A record number of medical graduates have signed up to train as general practitioners from next year.
The Royal New Zealand College of General Practitioners said 239 doctors would start the three-year training programme in January to specialise in family medicine.
Its president, Dr Samantha Murton, said that was a 25 per cent increase on previous years, which have averaged about 190 registrars.
“It is a testament to the joint efforts from the college, Te Whatu Ora and other organisations who have worked tirelessly to highlight the rewarding nature of our role and increase awareness about the essential mahi we do to improve health outcomes.”
More GPs would mean shorter wait times for appointments, less reliance on after-hours and urgent care services, and ease workload pressures “so GPs could spend more time with those patients who needed it”, she said.
“With 90 per cent of medical conditions being treated in general practice, it is critical that we have enough specialist GPs right around the motu.”

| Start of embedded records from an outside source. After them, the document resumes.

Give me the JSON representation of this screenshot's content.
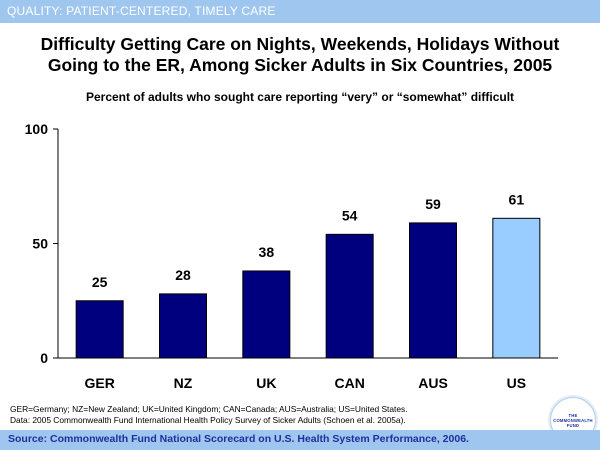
{
  "header": {
    "category": "QUALITY: PATIENT-CENTERED, TIMELY CARE"
  },
  "colors": {
    "topbar": "#9fc6ee",
    "bar_primary": "#00007f",
    "bar_highlight": "#99ccff",
    "source_text": "#1f2f9c"
  },
  "chart_data": {
    "type": "bar",
    "title": "Difficulty Getting Care on Nights, Weekends, Holidays Without Going to the ER, Among Sicker Adults in Six Countries, 2005",
    "title_line1": "Difficulty Getting Care on Nights, Weekends, Holidays Without",
    "title_line2": "Going to the ER, Among Sicker Adults in Six Countries, 2005",
    "subtitle": "Percent of adults who sought care reporting “very” or “somewhat” difficult",
    "categories": [
      "GER",
      "NZ",
      "UK",
      "CAN",
      "AUS",
      "US"
    ],
    "values": [
      25,
      28,
      38,
      54,
      59,
      61
    ],
    "highlight": [
      "US"
    ],
    "ylim": [
      0,
      100
    ],
    "yticks": [
      0,
      50,
      100
    ],
    "xlabel": "",
    "ylabel": "",
    "grid": false,
    "data_labels": true
  },
  "footnotes": {
    "abbreviations": "GER=Germany; NZ=New Zealand; UK=United Kingdom; CAN=Canada; AUS=Australia; US=United States.",
    "data_source": "Data: 2005 Commonwealth Fund International Health Policy Survey of Sicker Adults (Schoen et al. 2005a)."
  },
  "source": {
    "text": "Source: Commonwealth Fund National Scorecard on U.S. Health System Performance, 2006."
  },
  "logo": {
    "line1": "THE",
    "line2": "COMMONWEALTH",
    "line3": "FUND"
  }
}
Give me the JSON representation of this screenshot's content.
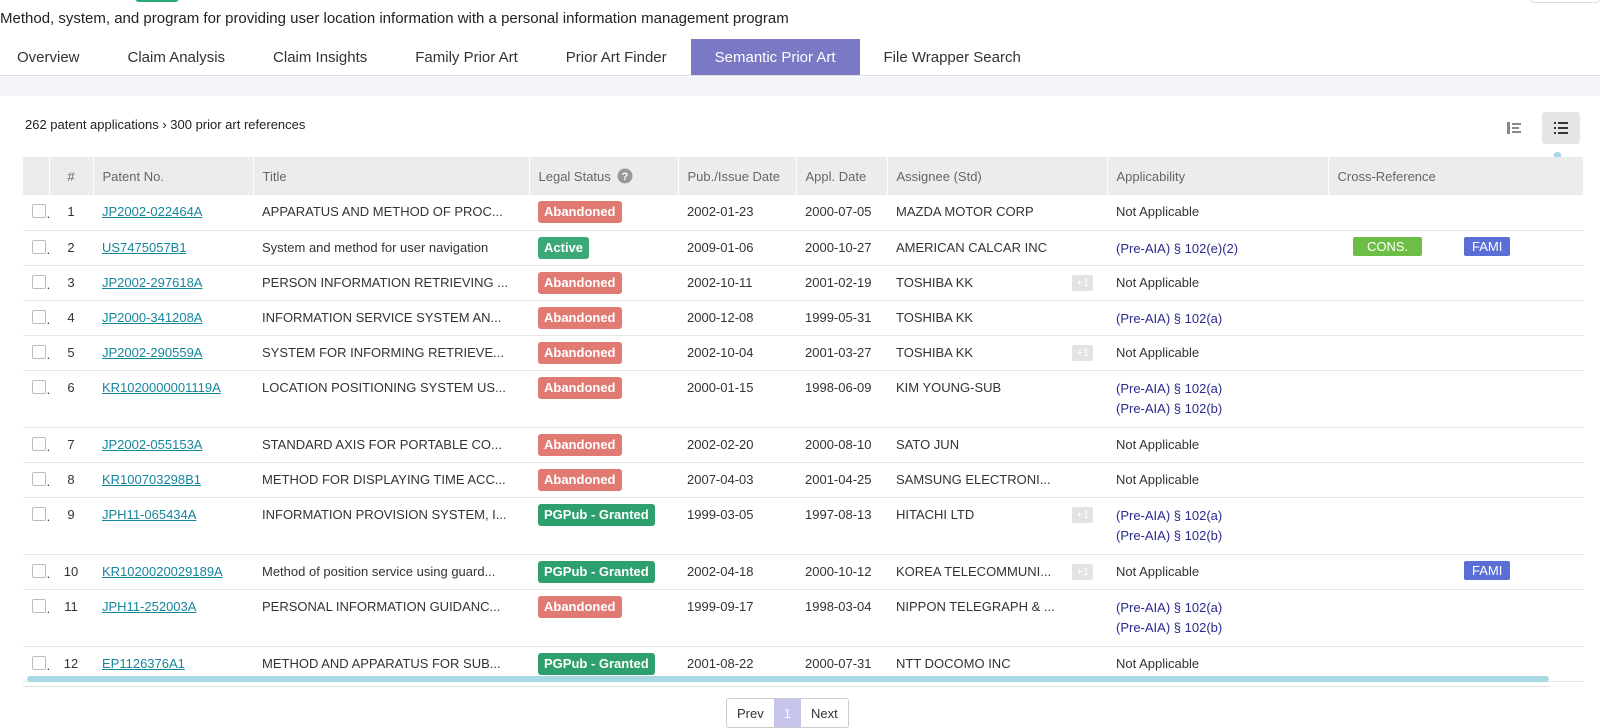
{
  "document": {
    "title": "Method, system, and program for providing user location information with a personal information management program"
  },
  "tabs": [
    {
      "label": "Overview"
    },
    {
      "label": "Claim Analysis"
    },
    {
      "label": "Claim Insights"
    },
    {
      "label": "Family Prior Art"
    },
    {
      "label": "Prior Art Finder"
    },
    {
      "label": "Semantic Prior Art",
      "active": true
    },
    {
      "label": "File Wrapper Search"
    }
  ],
  "summary": {
    "text": "262 patent applications › 300 prior art references"
  },
  "view_buttons": {
    "split_icon": "split-view-icon",
    "list_icon": "list-view-icon"
  },
  "columns": {
    "num": "#",
    "patent_no": "Patent No.",
    "title": "Title",
    "legal_status": "Legal Status",
    "pub_date": "Pub./Issue Date",
    "appl_date": "Appl. Date",
    "assignee": "Assignee (Std)",
    "applicability": "Applicability",
    "cross_ref": "Cross-Reference"
  },
  "rows": [
    {
      "num": "1",
      "patent_no": "JP2002-022464A",
      "title": "APPARATUS AND METHOD OF PROC...",
      "status": "Abandoned",
      "pub": "2002-01-23",
      "appl": "2000-07-05",
      "assignee": "MAZDA MOTOR CORP",
      "plus": "",
      "applicability": [
        "Not Applicable"
      ],
      "cons": "",
      "fami": ""
    },
    {
      "num": "2",
      "patent_no": "US7475057B1",
      "title": "System and method for user navigation",
      "status": "Active",
      "pub": "2009-01-06",
      "appl": "2000-10-27",
      "assignee": "AMERICAN CALCAR INC",
      "plus": "",
      "applicability": [
        "(Pre-AIA) § 102(e)(2)"
      ],
      "cons": "CONS.",
      "fami": "FAMI"
    },
    {
      "num": "3",
      "patent_no": "JP2002-297618A",
      "title": "PERSON INFORMATION RETRIEVING ...",
      "status": "Abandoned",
      "pub": "2002-10-11",
      "appl": "2001-02-19",
      "assignee": "TOSHIBA KK",
      "plus": "+1",
      "applicability": [
        "Not Applicable"
      ],
      "cons": "",
      "fami": ""
    },
    {
      "num": "4",
      "patent_no": "JP2000-341208A",
      "title": "INFORMATION SERVICE SYSTEM AN...",
      "status": "Abandoned",
      "pub": "2000-12-08",
      "appl": "1999-05-31",
      "assignee": "TOSHIBA KK",
      "plus": "",
      "applicability": [
        "(Pre-AIA) § 102(a)"
      ],
      "cons": "",
      "fami": ""
    },
    {
      "num": "5",
      "patent_no": "JP2002-290559A",
      "title": "SYSTEM FOR INFORMING RETRIEVE...",
      "status": "Abandoned",
      "pub": "2002-10-04",
      "appl": "2001-03-27",
      "assignee": "TOSHIBA KK",
      "plus": "+1",
      "applicability": [
        "Not Applicable"
      ],
      "cons": "",
      "fami": ""
    },
    {
      "num": "6",
      "patent_no": "KR1020000001119A",
      "title": "LOCATION POSITIONING SYSTEM US...",
      "status": "Abandoned",
      "pub": "2000-01-15",
      "appl": "1998-06-09",
      "assignee": "KIM YOUNG-SUB",
      "plus": "",
      "applicability": [
        "(Pre-AIA) § 102(a)",
        "(Pre-AIA) § 102(b)"
      ],
      "cons": "",
      "fami": ""
    },
    {
      "num": "7",
      "patent_no": "JP2002-055153A",
      "title": "STANDARD AXIS FOR PORTABLE CO...",
      "status": "Abandoned",
      "pub": "2002-02-20",
      "appl": "2000-08-10",
      "assignee": "SATO JUN",
      "plus": "",
      "applicability": [
        "Not Applicable"
      ],
      "cons": "",
      "fami": ""
    },
    {
      "num": "8",
      "patent_no": "KR100703298B1",
      "title": "METHOD FOR DISPLAYING TIME ACC...",
      "status": "Abandoned",
      "pub": "2007-04-03",
      "appl": "2001-04-25",
      "assignee": "SAMSUNG ELECTRONI...",
      "plus": "",
      "applicability": [
        "Not Applicable"
      ],
      "cons": "",
      "fami": ""
    },
    {
      "num": "9",
      "patent_no": "JPH11-065434A",
      "title": "INFORMATION PROVISION SYSTEM, I...",
      "status": "PGPub - Granted",
      "pub": "1999-03-05",
      "appl": "1997-08-13",
      "assignee": "HITACHI LTD",
      "plus": "+1",
      "applicability": [
        "(Pre-AIA) § 102(a)",
        "(Pre-AIA) § 102(b)"
      ],
      "cons": "",
      "fami": ""
    },
    {
      "num": "10",
      "patent_no": "KR1020020029189A",
      "title": "Method of position service using guard...",
      "status": "PGPub - Granted",
      "pub": "2002-04-18",
      "appl": "2000-10-12",
      "assignee": "KOREA TELECOMMUNI...",
      "plus": "+1",
      "applicability": [
        "Not Applicable"
      ],
      "cons": "",
      "fami": "FAMI"
    },
    {
      "num": "11",
      "patent_no": "JPH11-252003A",
      "title": "PERSONAL INFORMATION GUIDANC...",
      "status": "Abandoned",
      "pub": "1999-09-17",
      "appl": "1998-03-04",
      "assignee": "NIPPON TELEGRAPH & ...",
      "plus": "",
      "applicability": [
        "(Pre-AIA) § 102(a)",
        "(Pre-AIA) § 102(b)"
      ],
      "cons": "",
      "fami": ""
    },
    {
      "num": "12",
      "patent_no": "EP1126376A1",
      "title": "METHOD AND APPARATUS FOR SUB...",
      "status": "PGPub - Granted",
      "pub": "2001-08-22",
      "appl": "2000-07-31",
      "assignee": "NTT DOCOMO INC",
      "plus": "",
      "applicability": [
        "Not Applicable"
      ],
      "cons": "",
      "fami": ""
    }
  ],
  "pagination": {
    "prev": "Prev",
    "current": "1",
    "next": "Next"
  },
  "colors": {
    "active_tab": "#7b78c4",
    "abandoned": "#e07a73",
    "active": "#3aa877",
    "granted": "#2ea06f",
    "link": "#14879d",
    "cons": "#6cbf44",
    "fami": "#5a6fd6"
  }
}
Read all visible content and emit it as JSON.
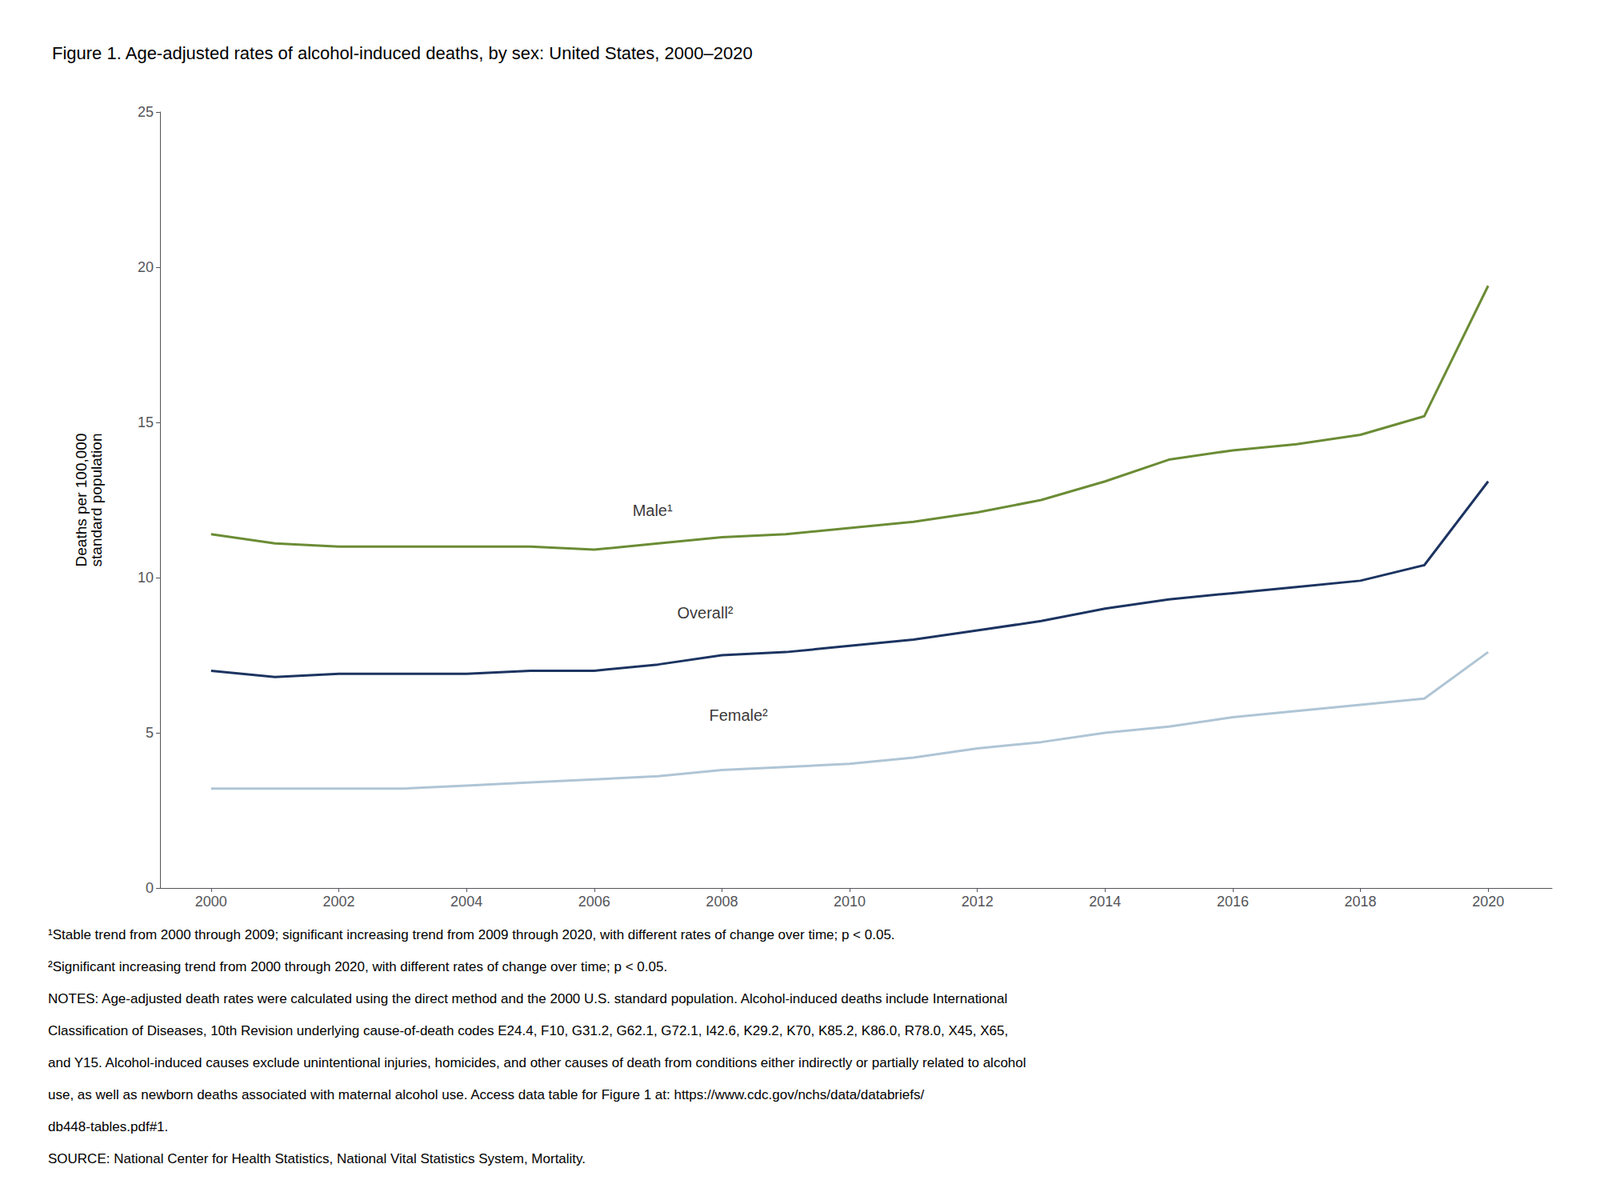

A report released by the college earlier this year estimated the number of GPs per 100,000 people was on track to fall from 74 in 2021 to 70 in 2031.
Te Whatu Ora chief people officer Andrew Slater said the record intake was “a fantastic step” towards Health New Zealand’s target of 300 GP registrars by 2026.
“GPs are such an essential part of how we ensure exceptional primary care for our communities, so we are thrilled to see this level of interest in GP training.
“Our focus will be on working collaboratively with the college and practices to support GPEP (General Practice Education Programme) registrars as they go through the training.”